One of my favorite things about the release team is the creative release logo that get designed for each Kubernetes release. I’ve now been a part of 1.27, 1.28 and 1.29 and here are the logos of all the releases I’ve been a part of in 2023:
1.27 Chill Vibes
1.28 Planternetes 🌱
1.29 Mandala (The Universe) ✨🌌
2. Kubecon EU in Amsterdam
Aaron Birkland and I got our talk, Developing a Mental Model of Istio: From Kubernetes to Sidecars to Ambient accepted at Kubecon EU!
We compared Istio policies for a sidecar set versus an Ambient setup to illustrate some of the subtle differences in two setups. It was a litttttle nerve racking making sure our live demo worked in front of all those people. Luckily I scripted everything before hand and if you’re curious about the scenarios I made them publicly available along with my demo script on GitHub.
As part of the 1.27 release team, I was attended the Contributer Summit. Every year, just before the official start of KubeCon+CloudNativeCon, there’s a special meetup that is open to all members of one of the Kubernetes orgs.
3. Enhancements Lead for 1.29
As part of being a release lead for enhancements, I got to present at the CNCF 1.29 release webinar with Priyanka Saggu and Carol Valencia!

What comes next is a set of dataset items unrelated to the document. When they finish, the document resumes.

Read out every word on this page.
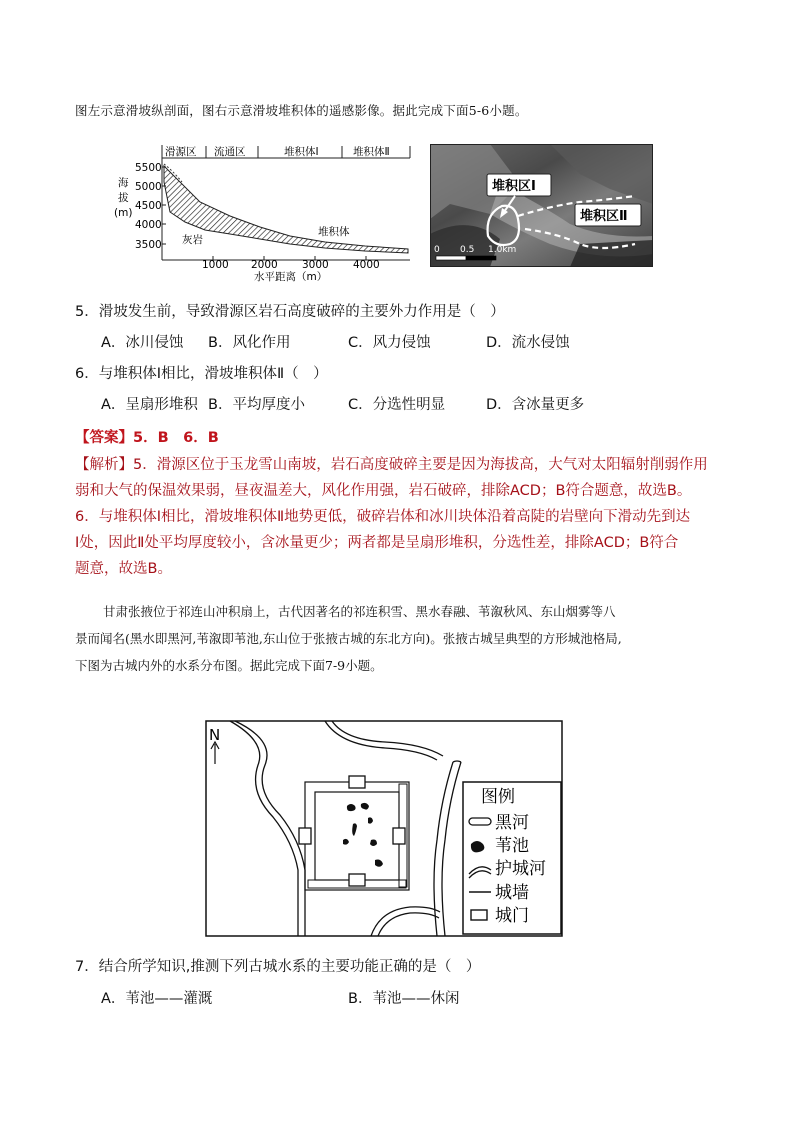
图左示意滑坡纵剖面，图右示意滑坡堆积体的遥感影像。据此完成下面5-6小题。
滑源区 流通区	堆积体Ⅰ	堆积体Ⅱ
海
拔
(m)
5500
5000
4500
4000
3500
1000 2000 3000 4000
水平距离（m）
灰岩
堆积体
堆积区Ⅰ
堆积区Ⅱ
0 0.5 1.0km
5．滑坡发生前，导致滑源区岩石高度破碎的主要外力作用是（　）
A．冰川侵蚀 B．风化作用	C．风力侵蚀	D．流水侵蚀
6．与堆积体Ⅰ相比，滑坡堆积体Ⅱ（　）
A．呈扇形堆积 B．平均厚度小	C．分选性明显	D．含冰量更多
【答案】5．B　6．B
【解析】5．滑源区位于玉龙雪山南坡，岩石高度破碎主要是因为海拔高，大气对太阳辐射削弱作用
弱和大气的保温效果弱，昼夜温差大，风化作用强，岩石破碎，排除ACD；B符合题意，故选B。
6．与堆积体Ⅰ相比，滑坡堆积体Ⅱ地势更低，破碎岩体和冰川块体沿着高陡的岩壁向下滑动先到达
Ⅰ处，因此Ⅱ处平均厚度较小，含冰量更少；两者都是呈扇形堆积，分选性差，排除ACD；B符合
题意，故选B。
甘肃张掖位于祁连山冲积扇上，古代因著名的祁连积雪、黑水春融、苇溆秋风、东山烟雾等八
景而闻名(黑水即黑河,苇溆即苇池,东山位于张掖古城的东北方向)。张掖古城呈典型的方形城池格局,
下图为古城内外的水系分布图。据此完成下面7-9小题。
N
图例
黑河
苇池
护城河
城墙
城门
7．结合所学知识,推测下列古城水系的主要功能正确的是（　）
A．苇池——灌溉	B．苇池——休闲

There were many exciting new features graduating in 1.29, but these were some of the highlights I was very happy to see graduate:
🎉 Sidecar containers are (finally) a thing 🎉
SidecarContainers have been a long awaited feature which graduated to beta and is now enabled by default starting 1.29. I think this is the most popular Github issue in both the enhancements repo and kubernetes repo.

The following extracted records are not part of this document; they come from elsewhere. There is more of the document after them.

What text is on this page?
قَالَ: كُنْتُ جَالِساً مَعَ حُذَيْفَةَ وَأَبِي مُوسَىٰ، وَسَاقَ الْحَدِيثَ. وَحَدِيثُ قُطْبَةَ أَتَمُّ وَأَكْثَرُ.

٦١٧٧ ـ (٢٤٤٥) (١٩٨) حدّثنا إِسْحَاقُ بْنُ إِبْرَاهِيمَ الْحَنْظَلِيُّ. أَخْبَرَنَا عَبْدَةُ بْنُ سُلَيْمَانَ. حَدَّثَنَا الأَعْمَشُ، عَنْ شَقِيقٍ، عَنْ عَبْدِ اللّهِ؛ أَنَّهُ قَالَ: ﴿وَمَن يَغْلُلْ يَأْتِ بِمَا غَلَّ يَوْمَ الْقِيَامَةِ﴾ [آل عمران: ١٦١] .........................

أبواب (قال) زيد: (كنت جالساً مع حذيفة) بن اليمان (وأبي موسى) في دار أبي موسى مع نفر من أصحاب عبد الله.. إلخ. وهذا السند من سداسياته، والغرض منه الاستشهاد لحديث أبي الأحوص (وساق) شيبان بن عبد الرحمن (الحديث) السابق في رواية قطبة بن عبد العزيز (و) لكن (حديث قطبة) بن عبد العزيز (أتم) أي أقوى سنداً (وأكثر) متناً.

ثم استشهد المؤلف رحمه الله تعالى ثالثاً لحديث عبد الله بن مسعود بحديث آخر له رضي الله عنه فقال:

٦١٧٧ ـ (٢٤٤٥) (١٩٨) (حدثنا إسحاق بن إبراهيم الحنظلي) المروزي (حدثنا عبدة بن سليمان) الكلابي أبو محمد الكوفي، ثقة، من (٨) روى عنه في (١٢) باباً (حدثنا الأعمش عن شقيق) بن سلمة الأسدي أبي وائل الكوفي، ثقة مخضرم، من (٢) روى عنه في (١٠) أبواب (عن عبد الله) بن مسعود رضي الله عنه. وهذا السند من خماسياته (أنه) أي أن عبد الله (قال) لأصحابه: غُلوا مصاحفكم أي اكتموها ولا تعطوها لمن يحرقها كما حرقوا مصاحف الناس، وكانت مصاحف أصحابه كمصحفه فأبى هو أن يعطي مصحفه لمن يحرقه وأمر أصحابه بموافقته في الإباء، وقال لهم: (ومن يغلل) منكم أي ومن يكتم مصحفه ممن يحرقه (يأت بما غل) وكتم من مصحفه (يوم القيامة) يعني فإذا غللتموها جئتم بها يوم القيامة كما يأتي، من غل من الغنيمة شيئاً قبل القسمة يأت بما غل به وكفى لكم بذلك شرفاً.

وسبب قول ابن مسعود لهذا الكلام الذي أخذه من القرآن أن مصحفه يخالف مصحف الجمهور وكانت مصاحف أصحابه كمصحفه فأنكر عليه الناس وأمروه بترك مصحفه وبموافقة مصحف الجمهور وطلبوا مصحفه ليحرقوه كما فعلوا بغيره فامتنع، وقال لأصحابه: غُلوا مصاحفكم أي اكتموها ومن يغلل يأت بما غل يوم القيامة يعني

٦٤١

SidecarContainers are a new type of containers that start among the Init containers, run through the lifecycle of the Pod and don’t block pod termination. Kubelet makes a best effort to keep them alive and running while other containers are running.
This is particularly nice for service meshes following the sidecar pattern, such as Istio. John Howard wrote a great Istio blog testing out the kubernetes native sidecar feature with Istio when sidecars graduated into alpha in 1.28.
If you’re curious, you can read more on the enhancement issue for KEP-753: Sidecar Containers.
NFTables are coming
The nftables API is the successor to the iptables API, and although it is designed to provide better performance and scalability than iptables, the kube-proxy nftables mode is still under heavy development as of v1.29 and is not necessarily expected to outperform the other Linux modes. It’s also only currently available on linux nodes.
If you’re curious, you can read more on the enhancement issue for KEP-3866: nftables kube-proxy backend.
In-place updates of pod resources
Currently changes to resource allocation such as cpu/memory require you to recreate the Pod. That’s not something we need/want to do in a lot of cases. For example, if the load on a Pod increases significantly and the current resources are not sufficient, we don’t necessarily want to kill the pod and restart- we just want to give more resources. This change make PodSpec containers mutable which unlocks vertical autoscaling as a usecase.
Some historical context- this feature ended up staying in alpha for 1.29, but has been a long awaited feature in the community. Discussions around it started during 1.17 in 2019 and there have been github issues open since 2015 (#9043)!! So yeah, this one has been in the works for a while…
If you’re curious, you can read more on the enhancement issue for KEP-1287: In-Place Update of Pod Resources.
4. Kubecon NA in Chicago
Marino Wijay and I has a talk, Pi in the Sky: Onboarding Edge Workloads Into the Service Mesh accepted to Kubernetes on EDGE Day. We ran Istio ambient on a Raspberry Pi (thank goodness for ARM builds!) and Istio on a local kind cluster on the same network, then showed off some fancy Istio magic with routing and AuthorizationPolicies.
Hardware live demos are always fun because there are even more things that can go wrong. But… Marino and I had run through the scenarios so many times, I knew how to live debug our setup when the ztunnel on the Raspberry Pi wasn’t getting any updates from our cluster (it turned out to be a pesky missing iptable route). Along the way, we had a lot of fun prepping different scenarios to show (and ended up having to cut a couple for the demo to fit everything in).
In Chicago, I also attended the Contributer Summit again and got to meet some of the release team members in person!